There's a new tax break this year, and you'll want to update your budget to accommodate it. The compromise tax legislation passed in December included a payroll tax cut for 2011.
* How it works when you're an employee. Your employer will deduct less social security tax from your wages during 2011.
Prior to the change, your employer was required to withhold social security tax from your paycheck at a rate of 6.2% of the first $106,800 of your wages. That rate was reduced to 4.2% for 2011, meaning your take-home pay will go up - with no impact on your eventual social security benefits and no payback required.
The Medicare tax rate remains unchanged at 1.45%, which your employer will continue to deduct from your check.
* How it works when you're self-employed. You'll pay less self-employment tax.
In the past, you calculated self-employment tax using a 12.4% rate for the social security portion. For 2011, the rate you'll use is 10.4%.
Your income tax deduction - that is, the amount of self-employment tax you subtract from ordinary income - will not be affected.

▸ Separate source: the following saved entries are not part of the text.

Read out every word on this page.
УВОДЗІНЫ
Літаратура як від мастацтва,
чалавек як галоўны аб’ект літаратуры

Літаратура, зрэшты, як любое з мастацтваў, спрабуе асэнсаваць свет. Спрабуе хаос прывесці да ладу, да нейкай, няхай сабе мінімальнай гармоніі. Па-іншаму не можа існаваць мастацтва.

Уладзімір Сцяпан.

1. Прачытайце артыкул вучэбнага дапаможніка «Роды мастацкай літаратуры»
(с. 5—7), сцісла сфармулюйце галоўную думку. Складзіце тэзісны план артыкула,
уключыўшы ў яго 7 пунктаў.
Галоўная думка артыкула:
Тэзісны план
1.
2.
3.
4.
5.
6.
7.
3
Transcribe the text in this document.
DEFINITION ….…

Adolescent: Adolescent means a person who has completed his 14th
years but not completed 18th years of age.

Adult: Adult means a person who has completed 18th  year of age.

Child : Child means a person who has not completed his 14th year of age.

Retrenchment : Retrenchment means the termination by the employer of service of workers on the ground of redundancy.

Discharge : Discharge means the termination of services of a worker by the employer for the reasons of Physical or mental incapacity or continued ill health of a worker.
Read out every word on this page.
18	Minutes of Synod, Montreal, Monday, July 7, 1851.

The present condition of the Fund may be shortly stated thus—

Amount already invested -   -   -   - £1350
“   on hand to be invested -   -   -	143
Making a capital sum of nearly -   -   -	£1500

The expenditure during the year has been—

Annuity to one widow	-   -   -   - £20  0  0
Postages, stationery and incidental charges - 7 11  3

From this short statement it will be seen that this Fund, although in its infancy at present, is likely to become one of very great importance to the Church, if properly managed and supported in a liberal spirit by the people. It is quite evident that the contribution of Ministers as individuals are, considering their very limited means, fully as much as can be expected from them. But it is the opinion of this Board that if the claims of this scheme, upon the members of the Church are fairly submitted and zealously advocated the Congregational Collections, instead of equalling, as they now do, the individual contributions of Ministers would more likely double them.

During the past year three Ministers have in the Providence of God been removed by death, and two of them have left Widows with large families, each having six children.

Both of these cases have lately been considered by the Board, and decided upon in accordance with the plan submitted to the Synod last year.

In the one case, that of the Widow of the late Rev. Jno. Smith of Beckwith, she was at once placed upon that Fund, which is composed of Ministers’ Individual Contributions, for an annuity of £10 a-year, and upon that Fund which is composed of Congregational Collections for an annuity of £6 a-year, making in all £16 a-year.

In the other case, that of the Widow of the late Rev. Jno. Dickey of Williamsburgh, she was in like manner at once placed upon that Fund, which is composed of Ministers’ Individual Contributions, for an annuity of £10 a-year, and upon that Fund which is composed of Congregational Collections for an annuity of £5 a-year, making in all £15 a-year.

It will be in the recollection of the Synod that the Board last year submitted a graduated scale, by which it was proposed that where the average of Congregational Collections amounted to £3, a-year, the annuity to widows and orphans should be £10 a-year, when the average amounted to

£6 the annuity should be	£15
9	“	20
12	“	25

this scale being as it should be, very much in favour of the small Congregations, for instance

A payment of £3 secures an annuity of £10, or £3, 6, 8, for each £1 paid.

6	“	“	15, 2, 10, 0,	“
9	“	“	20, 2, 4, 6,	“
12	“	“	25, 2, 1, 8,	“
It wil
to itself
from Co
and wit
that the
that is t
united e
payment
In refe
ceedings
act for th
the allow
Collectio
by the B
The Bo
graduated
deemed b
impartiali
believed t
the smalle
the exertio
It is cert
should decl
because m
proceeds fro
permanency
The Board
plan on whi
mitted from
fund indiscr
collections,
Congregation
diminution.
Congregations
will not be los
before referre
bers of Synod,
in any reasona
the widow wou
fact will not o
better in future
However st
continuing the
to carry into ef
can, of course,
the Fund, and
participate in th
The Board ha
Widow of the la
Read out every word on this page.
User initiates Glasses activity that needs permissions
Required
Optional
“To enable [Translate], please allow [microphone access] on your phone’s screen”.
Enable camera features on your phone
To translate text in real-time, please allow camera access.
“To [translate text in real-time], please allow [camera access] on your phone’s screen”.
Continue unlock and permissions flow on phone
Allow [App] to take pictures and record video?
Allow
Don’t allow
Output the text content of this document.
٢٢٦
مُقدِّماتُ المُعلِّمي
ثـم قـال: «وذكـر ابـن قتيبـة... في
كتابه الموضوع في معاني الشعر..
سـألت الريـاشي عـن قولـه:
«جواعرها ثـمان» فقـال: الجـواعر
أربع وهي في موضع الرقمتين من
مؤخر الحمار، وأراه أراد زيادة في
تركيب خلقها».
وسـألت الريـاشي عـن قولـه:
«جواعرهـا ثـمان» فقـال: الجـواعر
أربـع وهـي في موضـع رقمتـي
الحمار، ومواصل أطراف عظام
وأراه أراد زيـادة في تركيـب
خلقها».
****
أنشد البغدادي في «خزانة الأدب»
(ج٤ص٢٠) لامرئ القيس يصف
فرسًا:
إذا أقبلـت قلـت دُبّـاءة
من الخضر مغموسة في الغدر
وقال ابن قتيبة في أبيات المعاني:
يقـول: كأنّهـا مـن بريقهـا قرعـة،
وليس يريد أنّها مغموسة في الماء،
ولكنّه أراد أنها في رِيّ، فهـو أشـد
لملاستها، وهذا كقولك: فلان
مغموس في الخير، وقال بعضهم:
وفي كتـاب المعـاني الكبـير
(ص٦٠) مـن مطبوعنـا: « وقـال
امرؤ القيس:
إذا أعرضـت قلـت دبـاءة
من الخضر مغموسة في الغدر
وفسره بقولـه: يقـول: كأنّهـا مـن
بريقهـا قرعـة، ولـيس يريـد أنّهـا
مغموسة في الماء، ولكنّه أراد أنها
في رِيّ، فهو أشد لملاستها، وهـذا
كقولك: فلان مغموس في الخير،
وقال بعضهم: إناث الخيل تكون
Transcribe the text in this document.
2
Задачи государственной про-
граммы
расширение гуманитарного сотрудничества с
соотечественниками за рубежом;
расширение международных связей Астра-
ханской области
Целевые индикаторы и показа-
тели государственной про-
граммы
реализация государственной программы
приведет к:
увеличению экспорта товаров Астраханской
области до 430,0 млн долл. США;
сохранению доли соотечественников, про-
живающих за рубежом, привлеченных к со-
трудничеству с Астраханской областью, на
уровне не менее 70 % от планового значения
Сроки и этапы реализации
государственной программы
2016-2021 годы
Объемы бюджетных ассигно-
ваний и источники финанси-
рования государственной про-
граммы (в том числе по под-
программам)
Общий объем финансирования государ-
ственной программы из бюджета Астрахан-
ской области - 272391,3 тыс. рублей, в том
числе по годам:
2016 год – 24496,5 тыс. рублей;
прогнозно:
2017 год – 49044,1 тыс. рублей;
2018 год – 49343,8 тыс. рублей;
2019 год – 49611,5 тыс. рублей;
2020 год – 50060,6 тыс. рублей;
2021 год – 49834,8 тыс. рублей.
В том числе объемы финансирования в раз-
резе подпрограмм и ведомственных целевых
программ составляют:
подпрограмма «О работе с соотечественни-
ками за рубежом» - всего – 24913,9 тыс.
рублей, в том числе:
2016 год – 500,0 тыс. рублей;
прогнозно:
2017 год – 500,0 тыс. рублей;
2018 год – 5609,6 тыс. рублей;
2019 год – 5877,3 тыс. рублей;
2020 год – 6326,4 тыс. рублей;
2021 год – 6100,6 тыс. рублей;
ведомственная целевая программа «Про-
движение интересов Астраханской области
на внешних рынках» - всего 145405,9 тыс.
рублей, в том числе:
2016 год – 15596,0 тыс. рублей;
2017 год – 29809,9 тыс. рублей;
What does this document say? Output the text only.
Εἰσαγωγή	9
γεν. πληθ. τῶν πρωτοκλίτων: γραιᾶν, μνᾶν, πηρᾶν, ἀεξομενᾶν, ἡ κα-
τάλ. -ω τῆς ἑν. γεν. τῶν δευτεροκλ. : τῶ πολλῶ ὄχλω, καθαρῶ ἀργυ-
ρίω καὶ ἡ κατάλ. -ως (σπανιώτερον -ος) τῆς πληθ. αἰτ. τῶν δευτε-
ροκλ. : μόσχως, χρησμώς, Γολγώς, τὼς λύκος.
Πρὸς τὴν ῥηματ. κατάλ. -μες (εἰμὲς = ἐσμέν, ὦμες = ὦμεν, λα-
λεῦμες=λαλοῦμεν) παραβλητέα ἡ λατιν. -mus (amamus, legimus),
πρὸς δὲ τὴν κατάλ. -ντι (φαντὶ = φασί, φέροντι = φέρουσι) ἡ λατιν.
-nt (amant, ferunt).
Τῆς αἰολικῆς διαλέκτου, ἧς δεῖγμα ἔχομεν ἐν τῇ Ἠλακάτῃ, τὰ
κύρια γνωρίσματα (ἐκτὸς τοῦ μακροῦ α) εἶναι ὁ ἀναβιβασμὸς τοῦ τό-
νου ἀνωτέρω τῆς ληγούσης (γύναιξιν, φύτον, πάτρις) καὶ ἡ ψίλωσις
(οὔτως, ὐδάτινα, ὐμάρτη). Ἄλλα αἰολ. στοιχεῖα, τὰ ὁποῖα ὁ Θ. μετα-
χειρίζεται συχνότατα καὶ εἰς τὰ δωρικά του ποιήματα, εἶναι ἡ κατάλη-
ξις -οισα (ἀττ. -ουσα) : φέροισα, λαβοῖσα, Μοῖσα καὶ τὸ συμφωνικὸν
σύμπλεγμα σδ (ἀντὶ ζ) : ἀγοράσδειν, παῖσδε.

* How it works when you're an employer. The reduced rate only applies to the social security tax you deduct from employee wages in 2011. To calculate your expense, you'll continue to use the 6.2% rate for social security tax, plus Medicare tax of 1.45%, for a total of 7.65%.
You have until January 31 to implement the change, and until March 31 to refund any overwithheld social security tax to employees.